Last year the Center sent 120 students abroad, helping to expand their global perspective and strengthen their culture competency in an increasingly international marketplace.
“We make sure the trips have a solid academic foundation,” says Antonio Jiménez-Jiménez, Associate Professor of Spanish and Director of the Center. “We review the learning goals and course content before the international experience.” A trip to Paris, for example, may focus on art with visits to world-class museums and participation in studio classes, while other trips involve a language immersion component.
Jiménez-Jiménez, who was born in Malaga, Spain, has led his own student trips to Spain and Mexico. Alejandro Robles, a senior majoring in Economics, had the opportunity to visit Spain and Morocco as part of his study abroad experience. “It was an opportunity to improve my Spanish language skills and learn more about the culture of my ancestors,” says Robles. In particular, he found Morocco to be interesting. “It was a completely different culture than any other Western or Western European city.”
The travel costs associated with the study abroad programs are offset in part by the Instructionally Related Activities fund. This allows the international experience to be accessible and affordable to all CI students, particularly those who would not normally consider travelling outside the U.S.
Growing Global Citizens
In addition, the Center serves as a link for international students at CI to expand their own cultural knowledge of the U.S. Currently there are 30 international students on campus, having traveled from as far as China, Brazil, Kenya, and Romania.
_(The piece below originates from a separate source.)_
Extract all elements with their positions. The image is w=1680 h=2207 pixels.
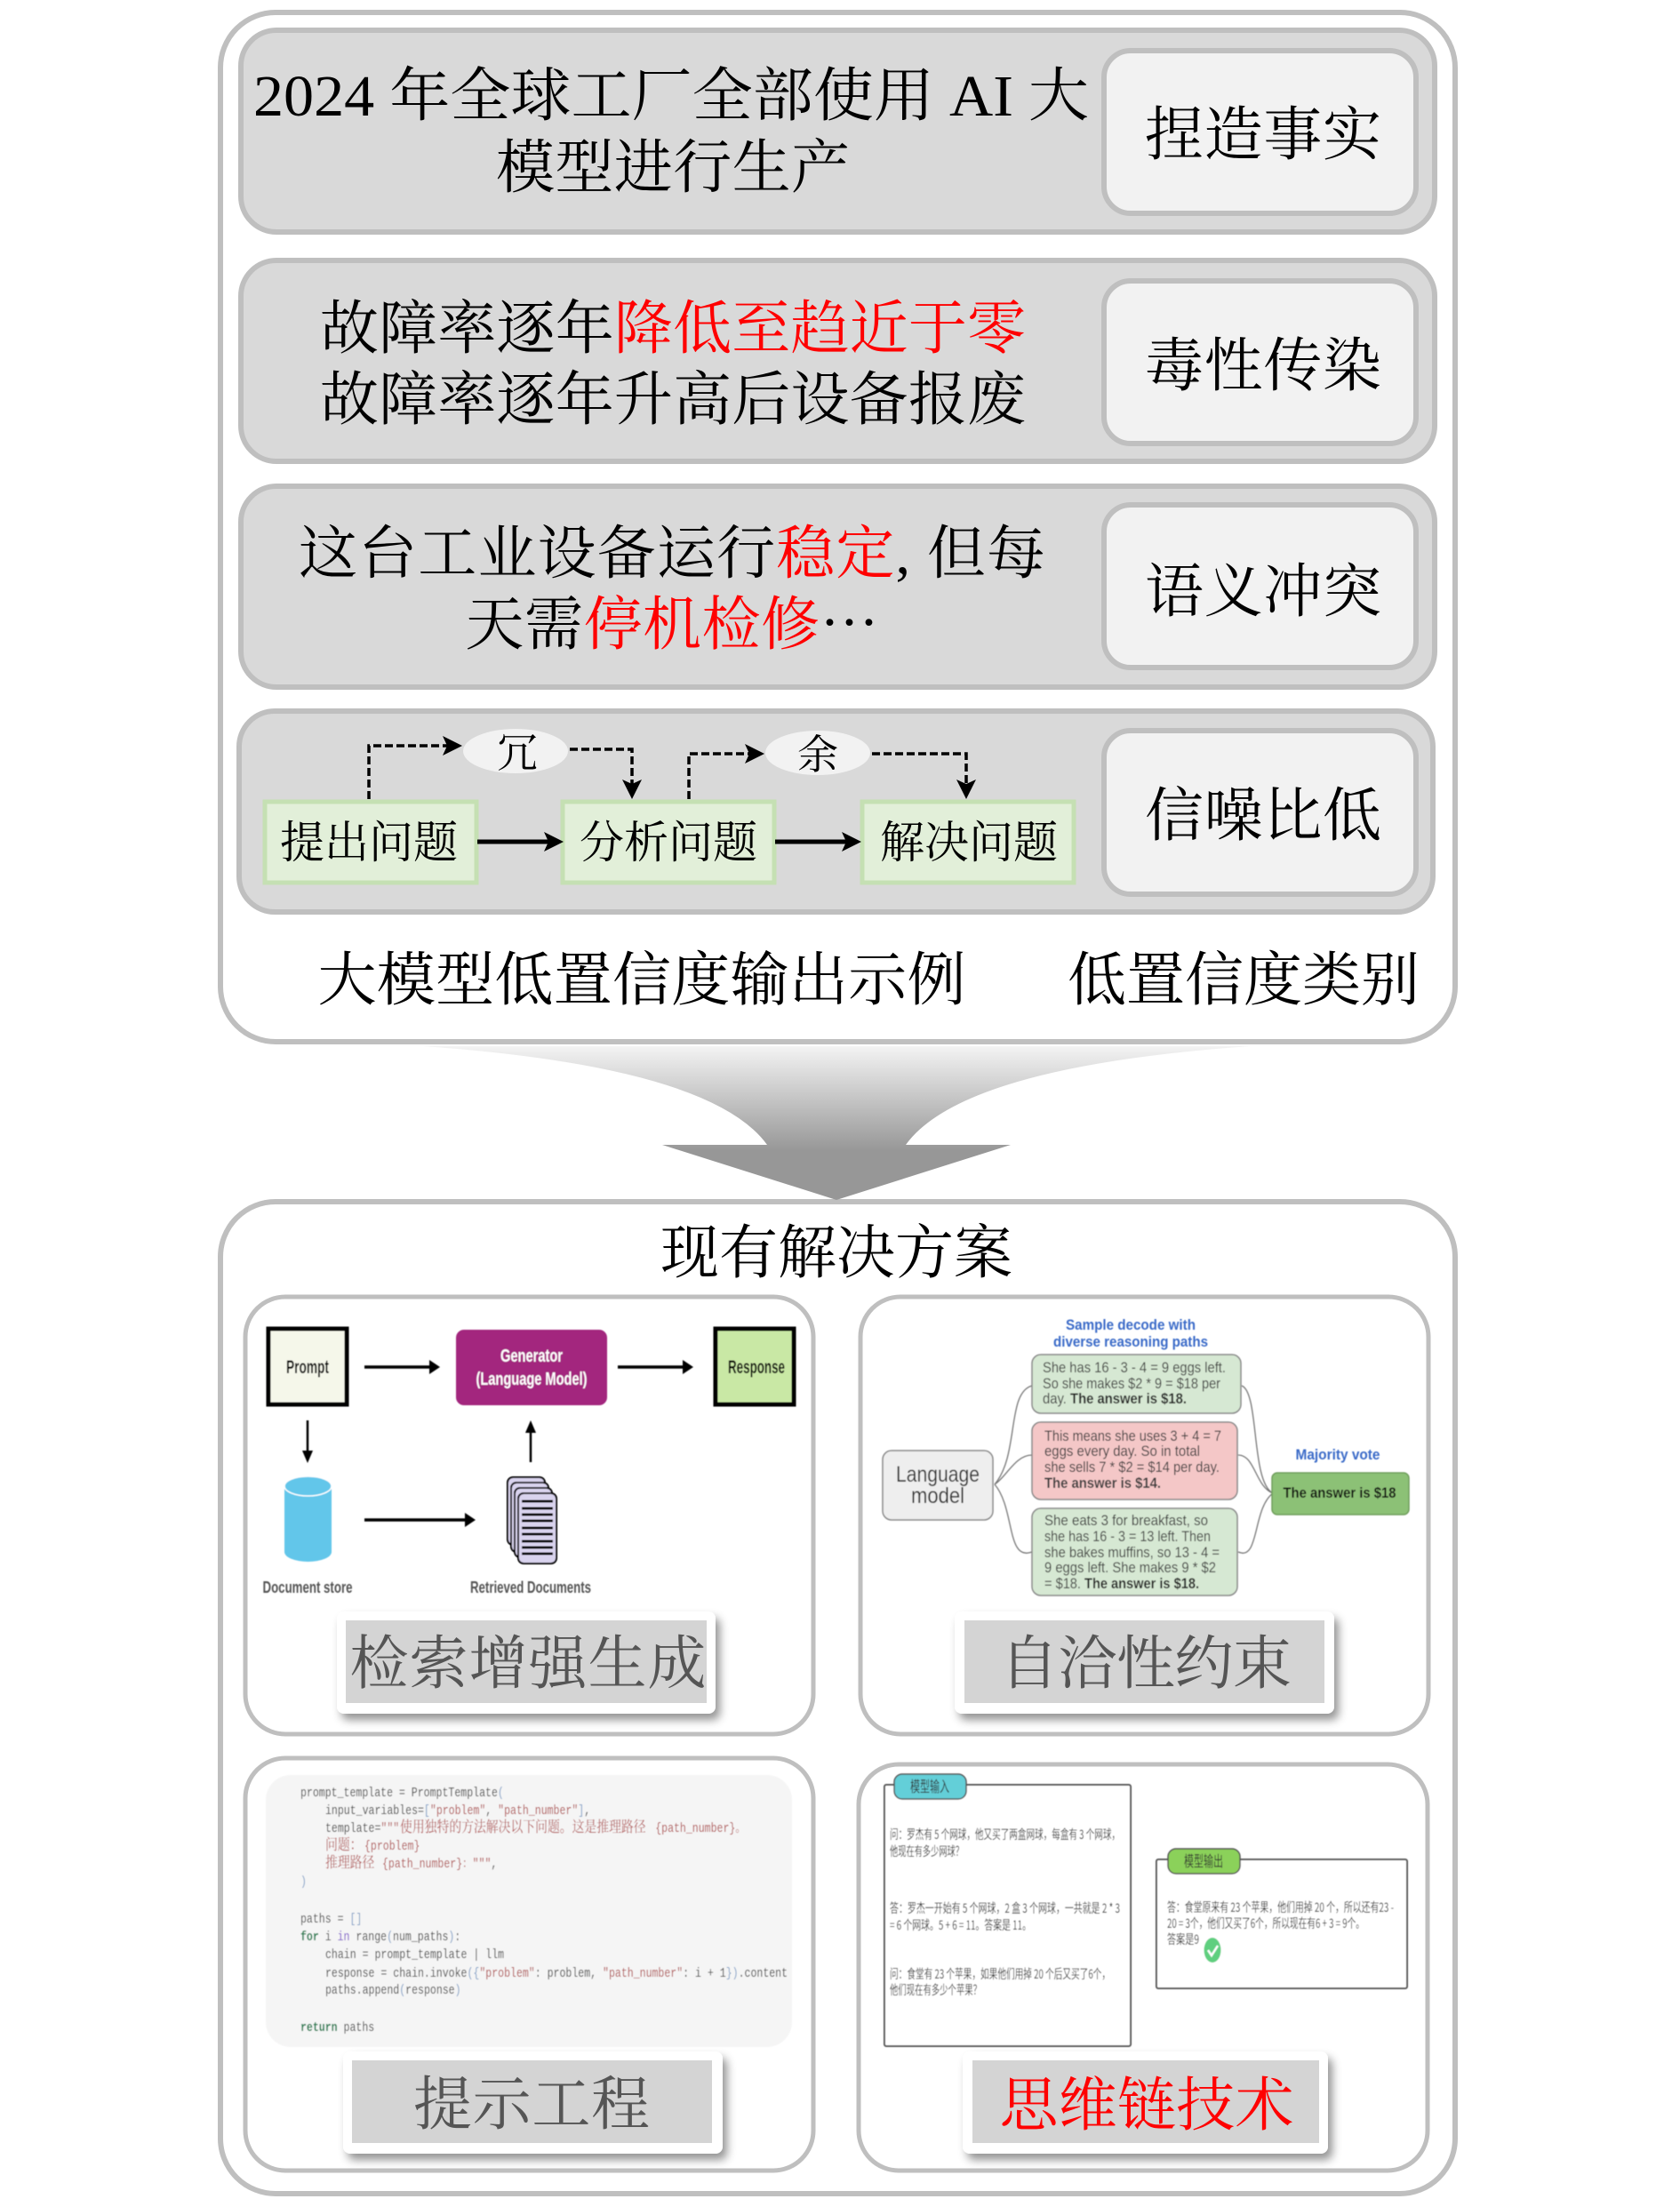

From visiting local sites and museums to experiencing American traditions such as Thanksgiving dinner, these students have a number of opportunities to learn more about their host country.
Internationalizing the student experience at CI is at the heart of the Center’s mission. Looking ahead, Jiménez-Jiménez would like to see the number of international students on campus increase, as their presence also contributes to the overall diversity of the campus experience for students who are unable to travel internationally. He also hopes to expand the University’s exchange agreements with institutions abroad.
“I cannot think of a student graduating from any institution without having an understanding of how things work globally,” adds Jiménez-Jiménez. “Companies look for students with cross-cultural knowledge and communication skills. But even more important, when students go abroad they grow as global citizens. They are exposed to different perspectives and get to understand their own culture better.”